Today, hunkering down in my apartment in my paradise of Veracruz, Mexico during my 90-day retreat that– due to the coronavirus– has turned into a 5-month retreat; I’m not sure why, but I’m feeling unusually sad. Maybe because it’s Sunday and church of course is still canceled. No church, no family all under one roof to draw close and be one during these uncertain, scary days.
The kids are grown with their own homes; they are one with their own families. I’m on the outside looking in and it’s not anything like the same. It used to be them, one by one, gradually growing up and separating themselves from the family unit. Now it’s me separating myself, trying to decide where to live independently and be happy.
As much as I love my children and grandchildren and wish them well and pray over them and rejoice in their successes and happiness and growth as individuals and families, I can’t keep on living in their homes. I think it’s time to get out on my own.

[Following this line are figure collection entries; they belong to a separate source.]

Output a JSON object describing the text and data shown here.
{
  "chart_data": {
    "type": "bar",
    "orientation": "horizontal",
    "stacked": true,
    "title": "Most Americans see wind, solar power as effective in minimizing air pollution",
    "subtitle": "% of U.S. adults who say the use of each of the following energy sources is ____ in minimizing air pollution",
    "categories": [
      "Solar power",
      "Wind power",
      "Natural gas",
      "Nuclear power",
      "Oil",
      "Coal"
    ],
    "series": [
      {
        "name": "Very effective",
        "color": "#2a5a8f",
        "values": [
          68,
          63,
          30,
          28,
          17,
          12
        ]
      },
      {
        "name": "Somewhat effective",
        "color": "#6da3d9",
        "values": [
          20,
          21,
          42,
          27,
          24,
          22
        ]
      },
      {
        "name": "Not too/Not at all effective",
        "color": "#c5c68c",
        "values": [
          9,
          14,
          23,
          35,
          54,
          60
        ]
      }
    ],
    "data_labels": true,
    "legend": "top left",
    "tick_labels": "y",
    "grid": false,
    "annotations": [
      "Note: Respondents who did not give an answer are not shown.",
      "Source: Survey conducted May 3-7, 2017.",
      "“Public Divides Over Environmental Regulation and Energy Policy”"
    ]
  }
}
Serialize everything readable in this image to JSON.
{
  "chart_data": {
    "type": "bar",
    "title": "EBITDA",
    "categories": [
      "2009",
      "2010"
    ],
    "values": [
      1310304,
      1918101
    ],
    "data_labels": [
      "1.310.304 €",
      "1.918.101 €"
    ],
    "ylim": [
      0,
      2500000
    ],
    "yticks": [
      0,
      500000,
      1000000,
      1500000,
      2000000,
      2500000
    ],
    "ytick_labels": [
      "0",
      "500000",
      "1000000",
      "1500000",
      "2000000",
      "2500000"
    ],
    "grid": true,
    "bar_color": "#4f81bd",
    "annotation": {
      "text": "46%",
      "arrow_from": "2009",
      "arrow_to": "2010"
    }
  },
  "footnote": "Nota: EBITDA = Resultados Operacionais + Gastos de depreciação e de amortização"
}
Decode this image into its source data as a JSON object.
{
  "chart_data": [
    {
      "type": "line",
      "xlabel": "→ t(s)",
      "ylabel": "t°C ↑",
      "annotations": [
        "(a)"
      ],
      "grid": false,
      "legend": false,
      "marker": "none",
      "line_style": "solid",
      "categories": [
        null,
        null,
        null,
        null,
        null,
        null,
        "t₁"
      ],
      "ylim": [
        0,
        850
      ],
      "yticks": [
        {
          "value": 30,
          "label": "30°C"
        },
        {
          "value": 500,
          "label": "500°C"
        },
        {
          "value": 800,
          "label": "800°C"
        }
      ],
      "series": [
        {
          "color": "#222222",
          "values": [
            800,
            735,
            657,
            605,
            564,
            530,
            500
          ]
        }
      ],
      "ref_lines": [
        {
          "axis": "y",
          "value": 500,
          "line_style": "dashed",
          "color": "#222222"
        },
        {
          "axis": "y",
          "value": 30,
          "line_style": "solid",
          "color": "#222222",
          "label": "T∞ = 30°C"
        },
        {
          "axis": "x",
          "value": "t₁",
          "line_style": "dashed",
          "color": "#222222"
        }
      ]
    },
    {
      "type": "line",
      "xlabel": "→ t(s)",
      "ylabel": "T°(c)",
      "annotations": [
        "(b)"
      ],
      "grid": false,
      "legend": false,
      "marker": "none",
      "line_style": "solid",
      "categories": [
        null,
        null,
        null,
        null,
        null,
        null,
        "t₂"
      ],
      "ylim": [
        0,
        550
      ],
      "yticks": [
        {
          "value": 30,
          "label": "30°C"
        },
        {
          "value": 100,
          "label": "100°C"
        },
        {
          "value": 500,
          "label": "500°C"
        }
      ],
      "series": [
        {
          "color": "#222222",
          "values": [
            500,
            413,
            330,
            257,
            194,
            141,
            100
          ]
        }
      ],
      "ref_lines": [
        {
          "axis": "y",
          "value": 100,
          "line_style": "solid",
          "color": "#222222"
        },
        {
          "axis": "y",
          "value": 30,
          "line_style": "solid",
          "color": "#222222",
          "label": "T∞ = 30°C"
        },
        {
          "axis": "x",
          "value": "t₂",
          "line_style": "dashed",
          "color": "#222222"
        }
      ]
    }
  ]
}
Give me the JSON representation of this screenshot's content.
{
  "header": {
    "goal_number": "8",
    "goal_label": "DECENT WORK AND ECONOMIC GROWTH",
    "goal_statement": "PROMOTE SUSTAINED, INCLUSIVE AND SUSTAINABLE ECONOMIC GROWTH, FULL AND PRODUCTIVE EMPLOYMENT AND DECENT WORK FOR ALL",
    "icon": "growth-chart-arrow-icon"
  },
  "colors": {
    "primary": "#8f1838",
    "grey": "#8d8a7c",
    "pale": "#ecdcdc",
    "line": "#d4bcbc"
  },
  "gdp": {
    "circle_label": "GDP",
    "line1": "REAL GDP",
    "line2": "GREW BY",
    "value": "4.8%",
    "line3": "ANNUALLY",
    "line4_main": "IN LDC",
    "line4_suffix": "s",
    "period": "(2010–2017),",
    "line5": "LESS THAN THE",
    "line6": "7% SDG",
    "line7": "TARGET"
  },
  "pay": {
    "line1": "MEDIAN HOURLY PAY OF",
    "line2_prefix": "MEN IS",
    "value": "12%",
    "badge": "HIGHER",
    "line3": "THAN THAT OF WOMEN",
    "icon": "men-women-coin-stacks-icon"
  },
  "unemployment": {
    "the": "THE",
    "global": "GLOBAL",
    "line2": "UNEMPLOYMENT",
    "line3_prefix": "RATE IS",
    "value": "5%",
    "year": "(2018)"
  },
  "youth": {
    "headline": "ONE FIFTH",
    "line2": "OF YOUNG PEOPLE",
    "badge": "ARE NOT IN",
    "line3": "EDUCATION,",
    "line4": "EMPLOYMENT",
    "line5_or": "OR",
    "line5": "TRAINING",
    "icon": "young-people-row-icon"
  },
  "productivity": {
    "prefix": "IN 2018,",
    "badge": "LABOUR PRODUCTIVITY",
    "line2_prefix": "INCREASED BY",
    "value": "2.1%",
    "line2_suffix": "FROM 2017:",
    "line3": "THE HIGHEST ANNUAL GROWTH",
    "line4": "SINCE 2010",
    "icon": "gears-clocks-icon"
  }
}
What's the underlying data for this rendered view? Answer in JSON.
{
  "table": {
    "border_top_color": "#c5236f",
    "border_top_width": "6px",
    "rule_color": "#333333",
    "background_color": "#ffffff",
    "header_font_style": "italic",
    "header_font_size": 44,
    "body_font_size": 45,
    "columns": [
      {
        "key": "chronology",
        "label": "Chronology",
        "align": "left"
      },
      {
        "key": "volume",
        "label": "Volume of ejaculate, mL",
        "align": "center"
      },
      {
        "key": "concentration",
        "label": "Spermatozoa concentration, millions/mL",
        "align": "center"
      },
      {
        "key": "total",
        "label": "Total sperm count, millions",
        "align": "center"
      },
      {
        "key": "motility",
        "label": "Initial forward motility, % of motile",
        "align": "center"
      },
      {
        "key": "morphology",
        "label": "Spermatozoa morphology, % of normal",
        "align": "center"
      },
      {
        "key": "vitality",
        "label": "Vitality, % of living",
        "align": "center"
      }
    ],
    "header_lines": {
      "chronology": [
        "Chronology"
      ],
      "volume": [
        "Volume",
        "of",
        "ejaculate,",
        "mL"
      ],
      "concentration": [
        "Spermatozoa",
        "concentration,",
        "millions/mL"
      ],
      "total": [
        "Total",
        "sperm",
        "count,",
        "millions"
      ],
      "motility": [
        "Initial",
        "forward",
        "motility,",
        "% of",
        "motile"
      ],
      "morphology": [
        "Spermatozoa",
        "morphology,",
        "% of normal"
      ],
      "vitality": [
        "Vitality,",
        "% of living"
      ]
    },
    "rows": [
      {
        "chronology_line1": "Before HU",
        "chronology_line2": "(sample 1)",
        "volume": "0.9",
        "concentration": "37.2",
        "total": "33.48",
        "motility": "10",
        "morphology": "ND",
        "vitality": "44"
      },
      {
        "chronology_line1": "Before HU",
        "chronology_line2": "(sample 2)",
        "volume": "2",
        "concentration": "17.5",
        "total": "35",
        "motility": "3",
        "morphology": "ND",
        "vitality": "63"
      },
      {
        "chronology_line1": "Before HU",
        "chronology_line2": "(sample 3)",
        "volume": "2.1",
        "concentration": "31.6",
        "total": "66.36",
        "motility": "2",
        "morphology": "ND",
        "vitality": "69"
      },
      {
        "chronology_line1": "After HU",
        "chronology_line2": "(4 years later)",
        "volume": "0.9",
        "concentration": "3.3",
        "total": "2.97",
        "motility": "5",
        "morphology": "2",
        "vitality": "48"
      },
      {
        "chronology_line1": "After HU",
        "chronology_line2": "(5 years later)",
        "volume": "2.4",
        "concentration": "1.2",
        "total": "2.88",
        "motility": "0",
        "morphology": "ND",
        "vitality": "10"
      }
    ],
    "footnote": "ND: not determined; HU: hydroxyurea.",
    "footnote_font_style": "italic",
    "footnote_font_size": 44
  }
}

But I have enjoyed staying with Nathan’s family, who made such a loving and welcoming place for me.
This morning I kind of wish I were back with them.
But what I really wish for I can’t have– that would be going back in time, to when everything was beautiful and perfect for a moment.

Christmas in Illinois, 1989: Left to right Donny, Joseph, Liesel, Alice Jane, Billy, Jay, Baby Nathan. Mom and Dad in the center.